Short, sharp bursts to stay focused and fit
Skiing and snowboarding can be a dangerous sport and the risk of injury can be high. Knee ligament injuries make up around 40-50% of all ski and snowboard injuries.
As injury management partners of the British Ski & Snowboard Association, we have dealt with our fair share of skiing injuries. So here are eight exercises that are great for helping you to reduce your risk of knee injuries on the slopes. They will also improve your knees’ stability if you have suffered from a knee ligament injury in the past.
Stay with them and do them well. Remember, short, sharp bursts.
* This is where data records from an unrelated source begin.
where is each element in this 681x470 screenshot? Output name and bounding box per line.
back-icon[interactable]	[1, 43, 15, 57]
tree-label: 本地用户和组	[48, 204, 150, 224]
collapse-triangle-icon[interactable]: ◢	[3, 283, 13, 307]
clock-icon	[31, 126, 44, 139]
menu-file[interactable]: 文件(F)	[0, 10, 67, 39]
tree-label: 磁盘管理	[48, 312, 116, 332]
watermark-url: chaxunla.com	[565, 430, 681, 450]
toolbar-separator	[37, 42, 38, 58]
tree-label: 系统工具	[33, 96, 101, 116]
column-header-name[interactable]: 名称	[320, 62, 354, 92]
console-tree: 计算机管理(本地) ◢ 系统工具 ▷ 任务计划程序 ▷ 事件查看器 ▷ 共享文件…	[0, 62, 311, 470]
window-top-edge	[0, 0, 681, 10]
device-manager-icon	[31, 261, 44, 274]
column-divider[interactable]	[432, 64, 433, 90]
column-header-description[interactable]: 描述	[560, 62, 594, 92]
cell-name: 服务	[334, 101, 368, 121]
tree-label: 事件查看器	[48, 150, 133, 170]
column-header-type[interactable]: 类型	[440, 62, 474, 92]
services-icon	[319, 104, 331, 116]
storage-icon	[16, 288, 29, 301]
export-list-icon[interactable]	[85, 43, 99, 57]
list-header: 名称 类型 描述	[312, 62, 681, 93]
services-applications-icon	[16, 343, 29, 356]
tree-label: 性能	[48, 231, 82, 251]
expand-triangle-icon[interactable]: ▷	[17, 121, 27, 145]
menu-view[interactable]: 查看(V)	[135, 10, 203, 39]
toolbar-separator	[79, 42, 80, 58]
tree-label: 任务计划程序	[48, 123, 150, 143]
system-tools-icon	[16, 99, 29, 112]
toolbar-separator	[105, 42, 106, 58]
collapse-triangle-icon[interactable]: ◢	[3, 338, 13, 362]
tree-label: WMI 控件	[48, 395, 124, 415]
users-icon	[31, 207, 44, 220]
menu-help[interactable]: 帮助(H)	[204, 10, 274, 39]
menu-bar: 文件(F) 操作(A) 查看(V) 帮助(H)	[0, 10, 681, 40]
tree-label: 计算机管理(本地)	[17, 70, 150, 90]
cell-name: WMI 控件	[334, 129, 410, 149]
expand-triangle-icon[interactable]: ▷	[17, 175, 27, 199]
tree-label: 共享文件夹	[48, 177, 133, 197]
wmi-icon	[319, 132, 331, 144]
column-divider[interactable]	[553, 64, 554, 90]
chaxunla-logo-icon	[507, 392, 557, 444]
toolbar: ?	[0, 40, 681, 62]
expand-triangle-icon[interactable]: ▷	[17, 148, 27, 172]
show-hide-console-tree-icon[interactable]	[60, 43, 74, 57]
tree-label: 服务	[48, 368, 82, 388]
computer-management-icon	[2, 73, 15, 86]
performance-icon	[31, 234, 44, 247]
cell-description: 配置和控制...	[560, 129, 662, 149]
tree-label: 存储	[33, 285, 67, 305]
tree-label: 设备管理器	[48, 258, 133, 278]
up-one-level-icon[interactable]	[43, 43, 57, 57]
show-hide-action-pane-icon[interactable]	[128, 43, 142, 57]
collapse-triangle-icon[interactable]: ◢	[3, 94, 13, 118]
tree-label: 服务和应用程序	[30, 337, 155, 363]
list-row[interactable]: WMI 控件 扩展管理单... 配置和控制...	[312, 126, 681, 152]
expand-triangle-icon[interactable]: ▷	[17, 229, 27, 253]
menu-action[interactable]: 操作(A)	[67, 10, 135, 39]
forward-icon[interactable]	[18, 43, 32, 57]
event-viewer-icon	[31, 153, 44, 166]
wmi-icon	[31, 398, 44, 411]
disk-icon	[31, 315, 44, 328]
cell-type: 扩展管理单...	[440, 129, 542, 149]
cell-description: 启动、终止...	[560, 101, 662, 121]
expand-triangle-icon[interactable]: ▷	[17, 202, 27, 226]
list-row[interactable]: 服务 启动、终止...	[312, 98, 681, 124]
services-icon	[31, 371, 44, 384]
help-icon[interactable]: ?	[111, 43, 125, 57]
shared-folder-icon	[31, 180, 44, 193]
Get fit and stay focused.
Keep an eye on our Facebook page as Tom will be releasing videos of all of the following exercises.
TRX DL squat
This is a great exercise for getting your quads, glutes and hamstrings to work together. Work on 4×15 repetitions keeping the Active Band nice and taut just above your knees. Keep the tempo nice and slow. Four seconds down and one second up.
Bulgarian split squats
It’s a great single leg exercise to challenge balance and control, as well as strength. With your back leg resting on a box, slowly lower down into a lunge and pop back up again. Again a slow tempo of four seconds down and one second up with 4×12 repetitions.
With the Active Band just above knees, this exercise is predominantly for the glutes. Again, use single leg control and aim at trying to reduce knee valgus (internal knee collapse) which is a large cause of knee injuries. Try 10 steps to the left and then four to the right.
Ropes help cardiovascular fitness and core strength while maintaining a strong base of support. Pick up the ropes and, as quickly as you can for 20 seconds, lift one up and down alternating the hands as you go.
With the Active Band up on your knees, pop up on to your toes and walk like a penguin, keeping your legs nice and stiff and tight. Do 10 steps forwards and 10 backwards. Repeat this four times.
Put one foot in front of the other, drop the back knee to the floor and then stand back up, if you can repeat this on the next leg by taking a step forwards and repeating this, it is more challenging on your balance and strength. Do 4×12 on each leg.
Pick a solid box of around 45cms, place one foot on top of the box, step up and slowly come back down, tap the floor and come back up. Do 4×12 on each leg.
BOSU ball lunges
This is a great exercise for stability, concentrating on strengthening your glutes, hamstrings and quadriceps. Place the ball, domed side up, foot in the middle over the white dot, slowly lunge down and back up again.